Acacia murrayana is a tree in the family Fabaceae. It has numerous common names, including sandplain wattle, Murray's wattle, fire wattle, colony wattle and powder bark wattle that is endemic to arid areas in every mainland State except Victoria.

Description

Sandplain wattle grows as a tall shrub or small tree typically to a height of 2 to 5 m (6 ft 7 in to 16 ft 5 in) but can grow as tall as 8 m (26 ft). It is able to form suckers and form dense colonies. It has glabrous branchlets that are often covered in a fine white powdery coating giving it frosted appearance. Like most Acacia species, it has phyllodes rather than true leaves. They are grey or pale green, with a length of 5 to 12 cm (2.0 to 4.7 in) and a width of 2 to 7 mm (0.079 to 0.276 in).
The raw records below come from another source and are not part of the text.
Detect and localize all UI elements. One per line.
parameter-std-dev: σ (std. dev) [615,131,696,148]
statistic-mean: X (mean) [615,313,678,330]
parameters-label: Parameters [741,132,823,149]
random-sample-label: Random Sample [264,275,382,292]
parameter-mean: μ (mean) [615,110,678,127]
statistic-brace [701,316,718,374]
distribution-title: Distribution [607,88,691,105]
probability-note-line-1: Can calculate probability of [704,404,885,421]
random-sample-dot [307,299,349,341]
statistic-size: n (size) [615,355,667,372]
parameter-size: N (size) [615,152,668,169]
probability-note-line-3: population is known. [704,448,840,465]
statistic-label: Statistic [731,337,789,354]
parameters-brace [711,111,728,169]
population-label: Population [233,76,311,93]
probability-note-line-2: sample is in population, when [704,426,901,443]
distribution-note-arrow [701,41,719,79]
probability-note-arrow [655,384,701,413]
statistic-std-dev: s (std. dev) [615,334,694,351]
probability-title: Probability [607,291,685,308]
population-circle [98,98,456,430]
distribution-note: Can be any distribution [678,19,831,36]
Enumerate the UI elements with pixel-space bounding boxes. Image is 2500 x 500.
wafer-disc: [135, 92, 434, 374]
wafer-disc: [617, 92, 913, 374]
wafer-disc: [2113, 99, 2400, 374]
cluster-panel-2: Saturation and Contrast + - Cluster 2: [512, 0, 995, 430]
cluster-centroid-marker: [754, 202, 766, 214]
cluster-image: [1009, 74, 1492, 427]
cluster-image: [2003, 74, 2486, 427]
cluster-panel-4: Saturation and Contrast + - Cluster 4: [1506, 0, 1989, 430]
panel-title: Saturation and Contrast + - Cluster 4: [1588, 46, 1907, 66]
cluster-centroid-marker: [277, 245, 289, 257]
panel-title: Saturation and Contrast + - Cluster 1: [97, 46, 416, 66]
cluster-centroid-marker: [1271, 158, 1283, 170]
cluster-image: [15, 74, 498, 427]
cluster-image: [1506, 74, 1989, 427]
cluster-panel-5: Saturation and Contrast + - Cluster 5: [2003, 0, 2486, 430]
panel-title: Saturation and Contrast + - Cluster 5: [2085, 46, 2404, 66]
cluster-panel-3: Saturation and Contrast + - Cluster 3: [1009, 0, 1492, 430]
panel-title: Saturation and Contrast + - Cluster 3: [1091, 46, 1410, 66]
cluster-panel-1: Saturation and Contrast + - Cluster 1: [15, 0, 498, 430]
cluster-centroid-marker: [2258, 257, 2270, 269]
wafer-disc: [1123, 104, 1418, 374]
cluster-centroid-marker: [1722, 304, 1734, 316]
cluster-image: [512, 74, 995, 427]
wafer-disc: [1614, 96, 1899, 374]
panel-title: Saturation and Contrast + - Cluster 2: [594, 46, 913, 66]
The glabrous and thinly coriaceous phyllodes have a linear to narrowly elliptic shape but are occasionally oblanceolate and have a minute, callous and curved mucro. The phyllodes midrib is not prominent and it has obscure lateral nerves that are longitudinally anastomosing. In Western Australia it blooms between August and November but it can flower as late as January in other places and produce profuse flower displays a seed crops in favourable conditions. The flowers are bright yellow, and held in cylindrical clusters up to eight millimetres in diameter. The spherical flower-heads are composed of 25 to 50 densley packed golden to light golden coloured flowers. The pods are flat and papery with a length of 5 to 8 cm (2.0 to 3.1 in) and a width of up to 1 cm (0.39 in).

Taxonomy

The species was first formally described by the botanist George Bentham in 1864 as part of the work Flora Australiensis. It was reclassified as Racosperma murrayanum in 1987 by Leslie Pedley then transferred back to genus Acacia in 2006. A. murrayana resembles Acacia dietrichiana but belongs to the A. murrayana group of wattles along with Acacia gelasina, Acacia praelongata, Acacia pachyacra and Acacia subrigida. This group of wattles is allied with the Acacia victoriae and Acacia juncifolia groups. The specific epithet honours Dr James Patrick Murray who was the collector of the type specimen as he travelled on Howitt's Expedition to Cooper Creek as the surgeon in 1862.

Distribution

It is widespread throughout Australia's arid zone, occurring on sand ridges and in disturbed areas. In Western Australia it has a scattered distribution throughout the Pilbara, Gascoyne, Mid West, northern Wheatbelt and Goldfields-Esperance regions where it is commonly situated on sandplains, sand dunes and along creek-lines growing in sandy soils. The range of the tree extends from around Shark Bay and North West Cape in the west to the east through northern South Australia and the interior of the Northern Territory to the western edge of the Great Dividing Range around Mitchell in Queensland and Narrabri in New South Wales where it is usually part of mulga or spinifex communities.